Technology hub Shenzhen saw a 44% decline, while major manufacturing base Suzhou was down by about 50%. For Shenzhen, the main reason for the decline was a combination of tax and fee cuts, including refunds of value-added taxes and tax deferrals for smaller manufacturers, the city's finance bureau said last week.
The drop in general revenue in April was due to the "active fiscal policy" needed to tackle downward pressure on the economy, Xu Hongcai, a deputy finance minister, said at a briefing on Tuesday. Around 800 billion yuan in value-added taxes that had been collected previously were returned to taxpayers, exceeding the government's expectations, he said.
"It's meant to benefit companies and boost market vitality at the cost fiscal income," Xu said. "With the effects of measures coordinating Covid control and economic development kicking in, fiscal income will rebound steadily."
Revenue for the first four months of this year would have increased 5% from a year earlier had it not been for the tax rebates, the finance ministry said.
However, there's also evidence that slowing economic activity and the property downturn is denting the government's coffers. The income from deed taxes, which are paid when a property is bought or sold, fell 27.4%, and the income from land sales tumbled nearly 30% in the first four months of 2022 compared to a year earlier, according to the MOF statement. That revenue dropped almost 38% in April alone to the lowest since 2017.

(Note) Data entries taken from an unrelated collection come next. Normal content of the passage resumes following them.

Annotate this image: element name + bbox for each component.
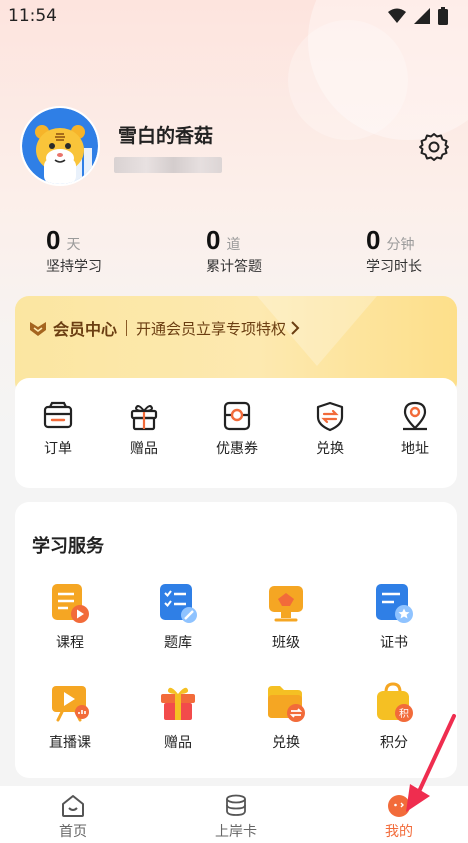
service-certificate[interactable]: 证书 — [354, 582, 434, 652]
tiger-avatar-icon — [22, 108, 98, 184]
wallet-icon — [43, 401, 73, 429]
service-course[interactable]: 课程 — [30, 582, 110, 652]
section-title: 学习服务 — [32, 536, 104, 557]
order-item-label: 优惠券 — [216, 441, 258, 457]
settings-button[interactable] — [418, 131, 450, 163]
stat-value: 0 — [366, 225, 381, 255]
order-item-label: 赠品 — [130, 441, 158, 457]
order-item-label: 兑换 — [316, 441, 344, 457]
course-icon — [52, 584, 89, 623]
status-bar: 11:54 — [0, 0, 468, 34]
service-label: 赠品 — [164, 735, 192, 751]
chevron-right-icon — [291, 321, 300, 335]
status-icons — [388, 7, 448, 25]
service-label: 课程 — [56, 635, 84, 651]
gear-icon — [419, 133, 449, 161]
vip-title: 会员中心 — [53, 320, 118, 339]
live-class-icon — [52, 686, 89, 722]
order-item-coupons[interactable]: 优惠券 — [202, 400, 272, 458]
decor-circle — [288, 20, 408, 140]
order-item-orders[interactable]: 订单 — [23, 400, 93, 458]
service-exchange[interactable]: 兑换 — [246, 682, 326, 752]
battery-icon — [438, 7, 448, 25]
exchange-folder-icon — [268, 686, 305, 722]
stat-label: 学习时长 — [366, 259, 422, 275]
service-gifts[interactable]: 赠品 — [138, 682, 218, 752]
nav-label: 我的 — [385, 824, 413, 840]
stat-unit: 道 — [226, 237, 241, 253]
service-class[interactable]: 班级 — [246, 582, 326, 652]
stat-unit: 分钟 — [386, 237, 415, 253]
stat-study-time[interactable]: 0 分钟 学习时长 — [366, 225, 422, 276]
nav-label: 首页 — [59, 824, 87, 840]
service-live-class[interactable]: 直播课 — [30, 682, 110, 752]
status-time: 11:54 — [8, 6, 57, 26]
blurred-user-id — [114, 157, 222, 173]
stat-label: 累计答题 — [206, 259, 262, 275]
vip-crown-icon — [30, 322, 46, 336]
service-label: 直播课 — [49, 735, 91, 751]
order-item-gifts[interactable]: 赠品 — [109, 400, 179, 458]
home-icon — [62, 795, 84, 817]
card-stack-icon — [226, 794, 246, 816]
service-label: 兑换 — [272, 735, 300, 751]
service-label: 题库 — [164, 635, 192, 651]
stat-value: 0 — [46, 225, 61, 255]
annotation-arrow-icon — [406, 714, 456, 812]
service-label: 班级 — [272, 635, 300, 651]
stat-unit: 天 — [66, 237, 81, 253]
order-item-exchange[interactable]: 兑换 — [295, 400, 365, 458]
order-item-label: 订单 — [44, 441, 72, 457]
vip-divider — [126, 320, 128, 336]
class-icon — [269, 586, 303, 622]
service-label: 证书 — [380, 635, 408, 651]
stat-study-days[interactable]: 0 天 坚持学习 — [46, 225, 102, 276]
avatar[interactable] — [20, 106, 100, 186]
wifi-icon — [388, 8, 406, 23]
stat-label: 坚持学习 — [46, 259, 102, 275]
question-bank-icon — [160, 584, 197, 623]
nav-label: 上岸卡 — [215, 824, 257, 840]
service-question-bank[interactable]: 题库 — [138, 582, 218, 652]
exchange-icon — [316, 401, 344, 432]
order-shortcuts: 订单 赠品 优惠券 兑换 地址 — [15, 378, 457, 488]
order-item-address[interactable]: 地址 — [380, 400, 450, 458]
nav-card[interactable]: 上岸卡 — [196, 794, 276, 841]
gift-icon — [130, 405, 158, 431]
nav-home[interactable]: 首页 — [33, 794, 113, 841]
location-icon — [403, 401, 427, 431]
stat-value: 0 — [206, 225, 221, 255]
certificate-icon — [376, 584, 413, 623]
stat-answered[interactable]: 0 道 累计答题 — [206, 225, 262, 276]
gift-box-icon — [161, 687, 195, 720]
vip-description: 开通会员立享专项特权 — [136, 319, 287, 338]
signal-icon — [414, 8, 430, 24]
coupon-icon — [223, 401, 251, 431]
order-item-label: 地址 — [401, 441, 429, 457]
username[interactable]: 雪白的香菇 — [118, 121, 213, 148]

Many provinces were already forecasting double-digit declines in land sale revenue this year, including rich areas like Beijing, Shanghai and Zhejiang. Total revenue from the sale of government land rose 3.5% last year and 16% in 2020.
Read More: Rare China Mortgage Rate Cut May Do Little to Stop Housing Slump
Tax income from vehicle purchases plummeted 28.3% in the first four months of 2022 from a year ago. The lockdown of Shanghai meant not a single car was sold there last month, and nationwide car sales fell the most in two years in April, down almost 36% from a year earlier to 1.06 million units, China Passenger Car Association data released last week showed.
Some analysts have started calling for the government to sell more bonds this year to pay for extra spending and make up for falling income. The government sold 1 trillion yuan of "special sovereign bonds" in 2020 to pay for measures to fight the pandemic, but didn't sell any last year or include them in this year's plan.